Having iterated over this loop around a 1000 times, with this particular board configuration showing up ~10 times, I'm pretty confident that this is for now the Ruzzle board with the most unique words, until the English language changes.

Answer 2

Interesting problem. I see (at least, but mainly) two approches

1. one is to try the hard way to stick as many wordable letters (in all directions) as possible, based on a dictionary. As you said, there are many possible combinations, and that route requires a well elaborated and complex algorithm to reach something tangible

2. there is another "loose" solution based on probabilities that I like more. You suggested to remove some low-appearance letters to maximize the board yield. An extension of this could be to use more of the high-appearance letters in the dictionary.

A further step could be:

• based on the 80k dictionary D, you find out for each l1 letter of our L ensemble of 26 letters the probability that letter l2 precedes or follows l1. This is a L x L probabilities array, and is pretty small, so you could even extend to L x L x L, i.e. considering l1 and l2 what probability has l3 to fit. This is a bit more complex if the algorithm wants to estimate accurate probabilities, as the probas sum depends on the relative position of the 3 letters, for instance in a 'triangle' configuration (eg positions (3,3), (3,4) and (3,5)) the result is probably less yielding than when the letters are aligned [just a supposition]. Why not going up to L x L x L x L, which will require some optimizations...

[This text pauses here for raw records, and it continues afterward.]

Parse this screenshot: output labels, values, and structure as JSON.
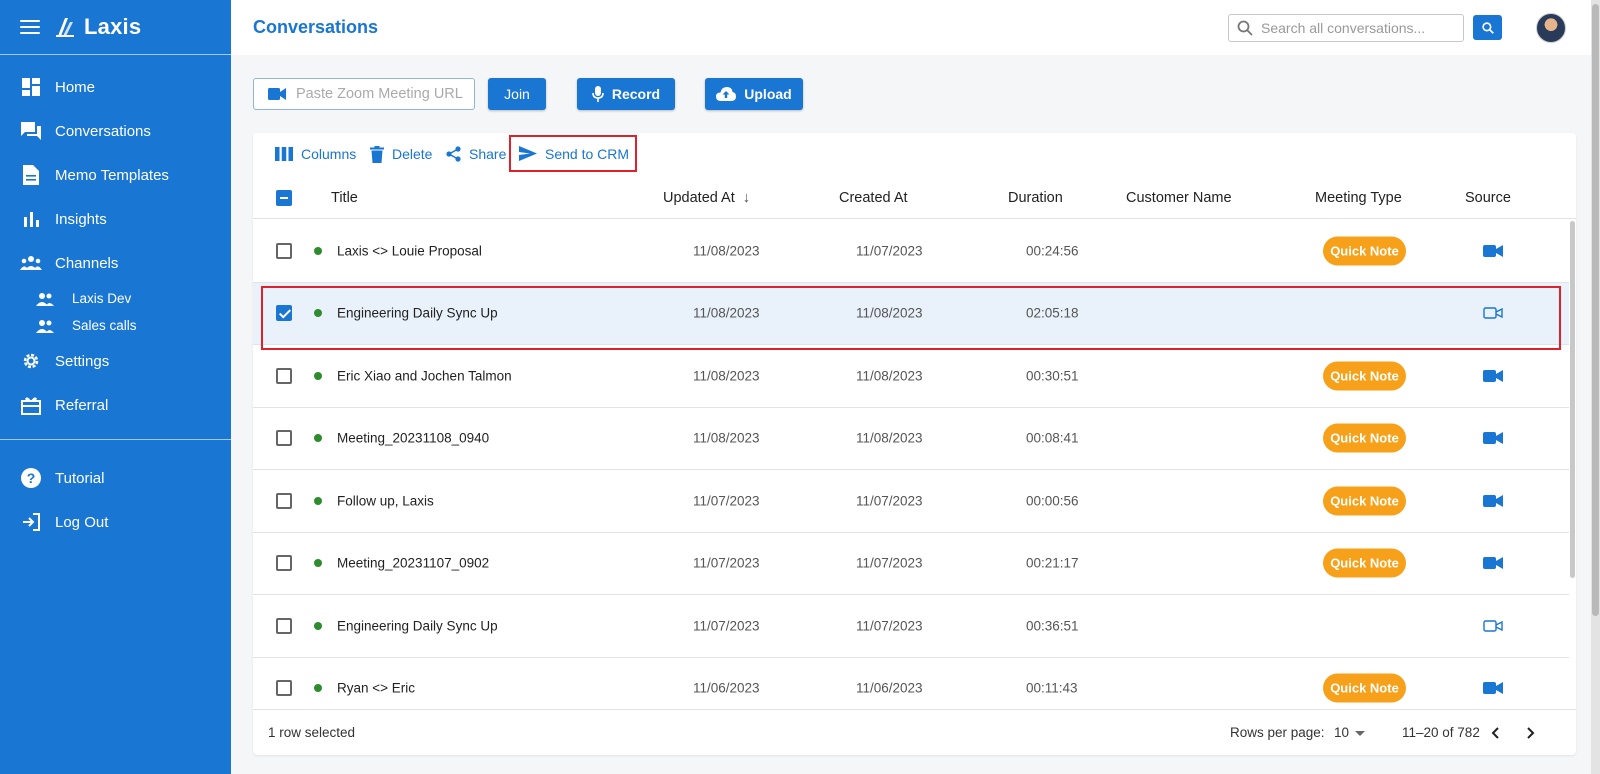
{
  "app": {
    "name": "Laxis"
  },
  "sidebar": {
    "items": [
      {
        "label": "Home",
        "icon": "dashboard-icon"
      },
      {
        "label": "Conversations",
        "icon": "chat-icon"
      },
      {
        "label": "Memo Templates",
        "icon": "document-icon"
      },
      {
        "label": "Insights",
        "icon": "bar-chart-icon"
      },
      {
        "label": "Channels",
        "icon": "people-icon"
      }
    ],
    "channels": [
      {
        "label": "Laxis Dev",
        "icon": "people-icon"
      },
      {
        "label": "Sales calls",
        "icon": "people-icon"
      }
    ],
    "settings": {
      "label": "Settings",
      "icon": "gear-icon"
    },
    "referral": {
      "label": "Referral",
      "icon": "gift-icon"
    },
    "tutorial": {
      "label": "Tutorial",
      "icon": "help-icon"
    },
    "logout": {
      "label": "Log Out",
      "icon": "logout-icon"
    }
  },
  "header": {
    "title": "Conversations",
    "search_placeholder": "Search all conversations..."
  },
  "actions": {
    "zoom_placeholder": "Paste Zoom Meeting URL",
    "join_label": "Join",
    "record_label": "Record",
    "upload_label": "Upload"
  },
  "toolbar": {
    "columns": "Columns",
    "delete": "Delete",
    "share": "Share",
    "send_to_crm": "Send to CRM"
  },
  "table": {
    "columns": [
      "Title",
      "Updated At",
      "Created At",
      "Duration",
      "Customer Name",
      "Meeting Type",
      "Source"
    ],
    "sort_indicator": "↓",
    "rows": [
      {
        "title": "Laxis <> Louie Proposal",
        "updated": "11/08/2023",
        "created": "11/07/2023",
        "duration": "00:24:56",
        "customer": "",
        "meeting_type": "Quick Note",
        "source": "zoom-video-icon",
        "selected": false
      },
      {
        "title": "Engineering Daily Sync Up",
        "updated": "11/08/2023",
        "created": "11/08/2023",
        "duration": "02:05:18",
        "customer": "",
        "meeting_type": "",
        "source": "video-outline-icon",
        "selected": true
      },
      {
        "title": "Eric Xiao and Jochen Talmon",
        "updated": "11/08/2023",
        "created": "11/08/2023",
        "duration": "00:30:51",
        "customer": "",
        "meeting_type": "Quick Note",
        "source": "zoom-video-icon",
        "selected": false
      },
      {
        "title": "Meeting_20231108_0940",
        "updated": "11/08/2023",
        "created": "11/08/2023",
        "duration": "00:08:41",
        "customer": "",
        "meeting_type": "Quick Note",
        "source": "zoom-video-icon",
        "selected": false
      },
      {
        "title": "Follow up, Laxis",
        "updated": "11/07/2023",
        "created": "11/07/2023",
        "duration": "00:00:56",
        "customer": "",
        "meeting_type": "Quick Note",
        "source": "zoom-video-icon",
        "selected": false
      },
      {
        "title": "Meeting_20231107_0902",
        "updated": "11/07/2023",
        "created": "11/07/2023",
        "duration": "00:21:17",
        "customer": "",
        "meeting_type": "Quick Note",
        "source": "zoom-video-icon",
        "selected": false
      },
      {
        "title": "Engineering Daily Sync Up",
        "updated": "11/07/2023",
        "created": "11/07/2023",
        "duration": "00:36:51",
        "customer": "",
        "meeting_type": "",
        "source": "video-outline-icon",
        "selected": false
      },
      {
        "title": "Ryan <> Eric",
        "updated": "11/06/2023",
        "created": "11/06/2023",
        "duration": "00:11:43",
        "customer": "",
        "meeting_type": "Quick Note",
        "source": "zoom-video-icon",
        "selected": false
      }
    ]
  },
  "footer": {
    "selected_text": "1 row selected",
    "rows_per_page_label": "Rows per page:",
    "rows_per_page_value": "10",
    "range_text": "11–20 of 782"
  },
  "colors": {
    "primary": "#1976d2",
    "badge": "#f7a11a",
    "status_dot": "#2e8b2e",
    "highlight": "#e0202a"
  }
}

• then you distribute a few high-appearance letters (say 4~6) randomly on the board (having each at least 1 blank cell around in at least 5 of the 8 possible directions) and then use your L x L [xL] probas arrays to complete - meaning based on the existing letter, the next cell is filled with a letter which proba is high given the configuration [again, letters sorted by proba descending, and use randomness if two letters are in a close tie].

For instance, taking only the horizontal configuration, having the following letters in place, and we want to find the best 2 in between ER and TO

  ...ER??TO...

Using L x L, a loop like (l1 and l2 are our two missing letters). Find the absolutely better letters - but bestchoice and bestproba could be arrays instead and keep the - say - 10 best choices. Note: there is no need to keep the proba in the range [0,1] in this case, we can sum up the probas (which don't give a proba - but the number matters. A mathematical proba could be something like p = ( p(l0,l1) + p(l2,l3) ) / 2, l0 and l3 are the R and T in our L x L exemple)

  bestproba = 0
  bestchoice = (none, none)
  for letter l1 in L
    for letter l2 in L
      p = proba('R',l1) + proba(l2,'T')
      if ( p > bestproba ) 
        bestproba = p
        bestchoice = (l1, l2)
      fi
    rof
  rof

the algorithm can take more factors into account, and needs to take the vertical and diagonals into account as well. With L x L x L, more letters in more directions are taken into account, like ER?,R??,??T,?TO - this requires to think more through the algorithm - maybe starting with L x L can give an idea about the relevancy of this algorithm.

Note that a lot of this may be pre-calculated, and the L x L array is of course one of them.